The smart folks over at the Vintage Computer Federation found a, hacky, way [MMD] to do just that. Memory-to-memory DMA is possible on the IBM PC/XT, despite Channel 0 typically being reserved for DRAM refresh. The transfer must occur within a short time span and within the same segment because Channel 0 and 1 share a page register.
Sequence
- Disable RAM refresh (by stopping the PIT timer)
- Set the “extended write selection” value in the command register. Without this, operations like copying to CGA card memory fail due to timing issues (the write line is only active for one cycle, missing the wait state signal).
- Set memory-to-memory mode: Channel 0 for reading, Channel 1 for writing.
- Mask off both channels, trigger a software DMA request for Channel 0, and wait for Terminal Count on Channel 1.
- Enable RAM refresh
Unfortunately there isn’t any code published.
Effects
- System-to-system copy works fine and is stable.

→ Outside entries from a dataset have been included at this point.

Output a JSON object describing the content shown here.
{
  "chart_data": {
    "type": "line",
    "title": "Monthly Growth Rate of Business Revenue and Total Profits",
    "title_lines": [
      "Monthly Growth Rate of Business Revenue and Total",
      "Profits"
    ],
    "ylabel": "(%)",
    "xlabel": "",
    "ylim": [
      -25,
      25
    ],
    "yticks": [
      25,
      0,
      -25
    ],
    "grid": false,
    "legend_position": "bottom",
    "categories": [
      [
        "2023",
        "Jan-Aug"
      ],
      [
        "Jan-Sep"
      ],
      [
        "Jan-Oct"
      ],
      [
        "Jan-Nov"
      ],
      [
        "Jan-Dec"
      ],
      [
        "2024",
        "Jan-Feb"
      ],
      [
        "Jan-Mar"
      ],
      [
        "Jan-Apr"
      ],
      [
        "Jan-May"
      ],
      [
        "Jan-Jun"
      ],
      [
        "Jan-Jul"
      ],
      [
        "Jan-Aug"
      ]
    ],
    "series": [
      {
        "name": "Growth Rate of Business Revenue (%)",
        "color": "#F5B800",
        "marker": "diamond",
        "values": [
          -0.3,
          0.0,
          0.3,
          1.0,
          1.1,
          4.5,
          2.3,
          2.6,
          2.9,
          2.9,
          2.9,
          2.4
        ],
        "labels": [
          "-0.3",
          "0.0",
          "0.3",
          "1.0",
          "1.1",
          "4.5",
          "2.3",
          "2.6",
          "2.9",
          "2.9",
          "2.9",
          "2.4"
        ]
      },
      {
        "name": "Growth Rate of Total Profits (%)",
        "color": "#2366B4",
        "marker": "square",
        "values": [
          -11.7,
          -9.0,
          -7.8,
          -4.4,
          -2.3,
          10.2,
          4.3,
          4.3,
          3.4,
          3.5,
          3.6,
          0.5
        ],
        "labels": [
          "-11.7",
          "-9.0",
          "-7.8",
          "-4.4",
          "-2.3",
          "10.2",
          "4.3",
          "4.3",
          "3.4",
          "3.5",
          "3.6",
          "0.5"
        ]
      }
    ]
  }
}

- CGA-to-CGA copy requires “extended write selection” to handle wait states.
- EGA copy: it is possible to push memory-to-memory DMA onto an EGA card (tested with Video Seven VEGA and IBM EGA) by tweaking timings and using “extended write selection” to create effects like a sliding copy of an image on the screen.
Performance Characteristics
- CGA-to-CGA DMA copies are slightly faster than a CPU using REP MOVSW or REP MOVSB for video memory (DMA takes ~21.3 cycles per byte, while REP MOVSW in CGA is ~26.5 cycles per byte).
- However, REP MOVSW from system RAM to CGA is faster (19.2 cycles per byte) than doing a DMA copy.
- When copying with an EGA card, the CPU uses REP MOVSB because the EGA latches don’t work reliably with 16-bit accesses.
Limitations on Transfer Size
- Normal hardware specifications require a DRAM refresh every 4ms (about 256 rows to refresh out of an available window of ~19091 cycles). The maximum safe continuous DMA copy size is theoretically ~1922 bytes before a standard machine risks crashing from lack of refresh.
- However, many specific PC XT setups and memory chips are extremely tolerant. In practice, this allows the refresh to be disabled long enough to transfer over 16kb (e.g., the size of a 320×200 16-color screen plane) or more at a time without parity errors.
Resources
[DoD] The Danger of Datasheets
https://www.os2museum.com/wp/the-danger-of-datasheets/
[MMD] Memory to Memory DMA on the IBM PC PC/XT
https://forum.vcfed.org/index.php?threads/memory-to-memory-dma-on-the-ibm-pc-pc-xt.1256277/